Recent advances in foundational Vision Language Models (VLMs) have reshaped the evaluation paradigm in computer vision tasks. These foundational models, especially CLIP, have accelerated research in open-vocabulary computer vision tasks, including Open-Vocabulary Semantic Segmentation (OVSS). Although the initial results are promising, the dense prediction capabilities of VLMs still require further improvement. In this study, we enhance the semantic segmentation performance of CLIP by introducing new modules and modifications: 1) architectural changes in the last layer of ViT and the incorporation of attention maps from the middle layers with the last layer, 2) Image Engineering: applying data augmentations to enrich input image representations, and 3) using Large Language Models (LLMs) to generate definitions and synonyms for each class name to leverage CLIP's open-vocabulary capabilities. Our training-free method, ITACLIP, outperforms current state-of-the-art approaches on segmentation benchmarks such as COCO-Stuff, COCO-Object, Pascal Context, and Pascal VOC. Our code is available at https://github.com/m-arda-aydn/ITACLIP.

Figures (5)

• Figure 1: Qualitative comparison of training-free semantic segmentation methods. We compare ITACLIP with SCLIP wang2023sclip and NACLIP hajimiri2024pay using images from the COCO-Stuff caesar2018coco dataset. Additional visualizations are included in the Appendix.
• Figure 2: Overview of ITACLIP. Our method integrates image, text, and architectural enhancements to produce a more accurate segmentation map. We apply various data augmentation techniques, then process both the original and augmented images through a modified image encoder to obtain image embeddings. We also utilize an LLM to generate auxiliary texts (e.g., definitions or synonyms) for each original class name. The $\lambda$ and $\alpha$ symbols denote the image engineering and auxiliary text coefficients used in weighted summations, respectively.

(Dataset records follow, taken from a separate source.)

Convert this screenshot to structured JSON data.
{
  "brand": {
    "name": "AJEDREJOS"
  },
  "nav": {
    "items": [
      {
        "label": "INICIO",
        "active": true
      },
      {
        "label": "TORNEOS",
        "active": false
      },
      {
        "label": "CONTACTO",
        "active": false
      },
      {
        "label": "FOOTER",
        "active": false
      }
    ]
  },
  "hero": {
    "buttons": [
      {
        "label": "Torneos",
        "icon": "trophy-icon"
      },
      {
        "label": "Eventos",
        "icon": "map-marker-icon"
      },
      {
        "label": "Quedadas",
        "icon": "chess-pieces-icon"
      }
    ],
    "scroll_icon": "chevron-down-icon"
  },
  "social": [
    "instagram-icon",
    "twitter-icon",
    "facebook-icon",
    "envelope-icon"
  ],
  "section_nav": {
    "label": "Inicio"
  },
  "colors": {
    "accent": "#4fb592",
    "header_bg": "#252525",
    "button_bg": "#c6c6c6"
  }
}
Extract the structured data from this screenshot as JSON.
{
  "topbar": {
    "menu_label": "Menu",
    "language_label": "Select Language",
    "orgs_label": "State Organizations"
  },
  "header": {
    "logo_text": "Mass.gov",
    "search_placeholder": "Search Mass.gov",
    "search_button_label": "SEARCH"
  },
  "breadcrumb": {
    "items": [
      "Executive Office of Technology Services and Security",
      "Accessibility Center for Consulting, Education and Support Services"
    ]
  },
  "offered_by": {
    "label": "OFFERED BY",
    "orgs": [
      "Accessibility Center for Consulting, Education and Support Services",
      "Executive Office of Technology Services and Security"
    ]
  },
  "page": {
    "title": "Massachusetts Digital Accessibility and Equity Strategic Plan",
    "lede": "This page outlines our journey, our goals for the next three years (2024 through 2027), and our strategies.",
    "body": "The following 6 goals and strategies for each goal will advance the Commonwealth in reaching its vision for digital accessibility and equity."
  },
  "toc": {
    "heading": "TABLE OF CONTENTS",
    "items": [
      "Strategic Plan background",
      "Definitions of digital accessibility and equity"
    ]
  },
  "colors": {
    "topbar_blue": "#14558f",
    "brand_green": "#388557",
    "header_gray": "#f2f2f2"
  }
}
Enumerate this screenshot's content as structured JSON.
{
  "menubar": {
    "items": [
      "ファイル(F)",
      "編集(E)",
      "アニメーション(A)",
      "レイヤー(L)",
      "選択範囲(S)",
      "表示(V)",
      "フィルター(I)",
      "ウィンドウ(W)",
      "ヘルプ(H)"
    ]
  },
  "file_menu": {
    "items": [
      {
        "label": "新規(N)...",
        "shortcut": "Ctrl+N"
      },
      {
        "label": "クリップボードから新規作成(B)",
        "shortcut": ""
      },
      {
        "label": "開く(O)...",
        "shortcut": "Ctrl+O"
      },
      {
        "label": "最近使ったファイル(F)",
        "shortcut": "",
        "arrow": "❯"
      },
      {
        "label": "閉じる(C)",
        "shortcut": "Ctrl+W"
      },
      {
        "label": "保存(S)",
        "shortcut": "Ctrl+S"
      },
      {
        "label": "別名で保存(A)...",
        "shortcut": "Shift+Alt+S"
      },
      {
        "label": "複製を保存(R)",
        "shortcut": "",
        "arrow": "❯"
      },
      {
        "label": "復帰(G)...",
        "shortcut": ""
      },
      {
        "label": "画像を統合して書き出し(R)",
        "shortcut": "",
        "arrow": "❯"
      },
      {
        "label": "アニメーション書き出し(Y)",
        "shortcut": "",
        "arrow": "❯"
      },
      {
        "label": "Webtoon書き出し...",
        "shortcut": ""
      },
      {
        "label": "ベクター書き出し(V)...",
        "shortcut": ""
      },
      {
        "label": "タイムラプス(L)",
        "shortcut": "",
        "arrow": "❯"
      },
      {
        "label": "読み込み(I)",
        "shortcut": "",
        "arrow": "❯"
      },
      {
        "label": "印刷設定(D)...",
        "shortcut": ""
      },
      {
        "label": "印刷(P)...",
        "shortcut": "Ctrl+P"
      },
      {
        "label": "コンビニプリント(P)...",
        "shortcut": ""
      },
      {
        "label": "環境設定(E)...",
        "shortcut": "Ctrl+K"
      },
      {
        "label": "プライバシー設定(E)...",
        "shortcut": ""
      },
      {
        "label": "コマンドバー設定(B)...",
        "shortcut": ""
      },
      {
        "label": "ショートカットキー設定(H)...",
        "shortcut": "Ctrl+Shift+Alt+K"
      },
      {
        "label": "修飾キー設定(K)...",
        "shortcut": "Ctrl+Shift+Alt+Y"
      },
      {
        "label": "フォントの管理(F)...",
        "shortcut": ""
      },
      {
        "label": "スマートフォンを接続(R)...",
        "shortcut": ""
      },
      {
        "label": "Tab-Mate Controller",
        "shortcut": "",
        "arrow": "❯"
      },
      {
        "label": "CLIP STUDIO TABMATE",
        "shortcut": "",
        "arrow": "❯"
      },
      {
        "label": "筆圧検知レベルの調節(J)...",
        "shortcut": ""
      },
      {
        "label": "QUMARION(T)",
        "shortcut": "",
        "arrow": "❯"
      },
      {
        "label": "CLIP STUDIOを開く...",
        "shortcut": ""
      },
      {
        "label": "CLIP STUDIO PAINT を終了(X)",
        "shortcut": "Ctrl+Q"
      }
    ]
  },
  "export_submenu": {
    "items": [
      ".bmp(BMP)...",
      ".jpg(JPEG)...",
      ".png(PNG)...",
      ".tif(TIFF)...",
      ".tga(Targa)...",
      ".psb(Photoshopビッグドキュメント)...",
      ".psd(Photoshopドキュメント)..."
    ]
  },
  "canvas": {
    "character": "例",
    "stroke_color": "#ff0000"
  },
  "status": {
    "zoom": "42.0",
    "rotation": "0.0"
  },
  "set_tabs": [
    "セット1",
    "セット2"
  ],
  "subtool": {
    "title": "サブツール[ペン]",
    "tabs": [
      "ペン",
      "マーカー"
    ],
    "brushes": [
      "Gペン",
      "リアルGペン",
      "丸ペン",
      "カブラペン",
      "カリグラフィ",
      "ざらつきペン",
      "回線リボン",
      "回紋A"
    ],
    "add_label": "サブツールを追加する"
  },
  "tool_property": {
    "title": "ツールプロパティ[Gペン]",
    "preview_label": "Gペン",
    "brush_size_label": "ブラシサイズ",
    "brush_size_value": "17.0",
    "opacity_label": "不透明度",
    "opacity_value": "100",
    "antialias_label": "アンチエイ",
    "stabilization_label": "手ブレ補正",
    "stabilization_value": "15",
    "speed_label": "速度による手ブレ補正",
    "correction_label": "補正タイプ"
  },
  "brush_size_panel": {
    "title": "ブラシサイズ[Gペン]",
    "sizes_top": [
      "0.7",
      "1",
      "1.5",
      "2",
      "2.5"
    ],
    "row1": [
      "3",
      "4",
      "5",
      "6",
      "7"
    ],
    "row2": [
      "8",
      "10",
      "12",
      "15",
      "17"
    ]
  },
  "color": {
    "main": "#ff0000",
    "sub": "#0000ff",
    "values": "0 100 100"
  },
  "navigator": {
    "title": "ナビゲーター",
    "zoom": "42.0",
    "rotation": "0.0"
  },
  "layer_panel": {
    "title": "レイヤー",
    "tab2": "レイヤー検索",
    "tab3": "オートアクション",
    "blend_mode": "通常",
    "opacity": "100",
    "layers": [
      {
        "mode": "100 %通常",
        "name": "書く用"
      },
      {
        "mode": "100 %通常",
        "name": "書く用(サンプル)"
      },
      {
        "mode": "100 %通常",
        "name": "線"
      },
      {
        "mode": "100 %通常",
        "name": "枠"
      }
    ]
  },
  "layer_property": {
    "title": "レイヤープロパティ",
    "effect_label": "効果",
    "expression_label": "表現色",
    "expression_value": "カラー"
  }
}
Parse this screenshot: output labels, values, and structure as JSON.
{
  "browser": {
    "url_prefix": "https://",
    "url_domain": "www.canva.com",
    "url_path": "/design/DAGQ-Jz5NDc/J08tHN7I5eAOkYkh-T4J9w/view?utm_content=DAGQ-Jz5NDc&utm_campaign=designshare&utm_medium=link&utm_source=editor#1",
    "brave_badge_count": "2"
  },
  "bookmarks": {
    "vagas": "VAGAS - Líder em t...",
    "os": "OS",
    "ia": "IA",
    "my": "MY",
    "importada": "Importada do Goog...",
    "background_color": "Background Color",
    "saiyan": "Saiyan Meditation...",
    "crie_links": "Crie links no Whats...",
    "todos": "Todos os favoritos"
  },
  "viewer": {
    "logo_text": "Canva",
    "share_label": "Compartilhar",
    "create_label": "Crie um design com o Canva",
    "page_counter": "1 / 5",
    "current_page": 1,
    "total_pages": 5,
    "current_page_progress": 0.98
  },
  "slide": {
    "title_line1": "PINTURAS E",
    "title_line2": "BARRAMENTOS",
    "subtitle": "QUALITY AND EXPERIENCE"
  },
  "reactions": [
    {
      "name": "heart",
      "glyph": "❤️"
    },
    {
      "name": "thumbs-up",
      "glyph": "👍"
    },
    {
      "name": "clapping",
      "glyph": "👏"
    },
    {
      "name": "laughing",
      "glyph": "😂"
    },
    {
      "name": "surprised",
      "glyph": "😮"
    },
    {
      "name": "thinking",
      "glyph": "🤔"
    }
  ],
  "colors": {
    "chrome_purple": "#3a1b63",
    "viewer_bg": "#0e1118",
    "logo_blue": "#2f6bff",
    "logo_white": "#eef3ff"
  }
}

• Figure 3: Visualization of attention maps from various layers for a selected patch. The red rectangle indicates the position of the randomly selected patch. Note that we use CLIP-ViT-B/16 as our visual backbone, with Layer 12 serving as the final layer.
• Figure 4: Procedure for generating auxiliary texts for a given class name.
• Figure 5: Qualitative comparison of training-free semantic segmentation methods. We compare ITACLIP with SCLIP wang2023sclip and NACLIP hajimiri2024pay using images from the Pascal VOC everingham2010pascal, Pascal Context mottaghi2014role, and COCO-Object lin2014microsoft datasets. ITACLIP consistently outperforms the other approaches. GT denotes the ground truth of the image.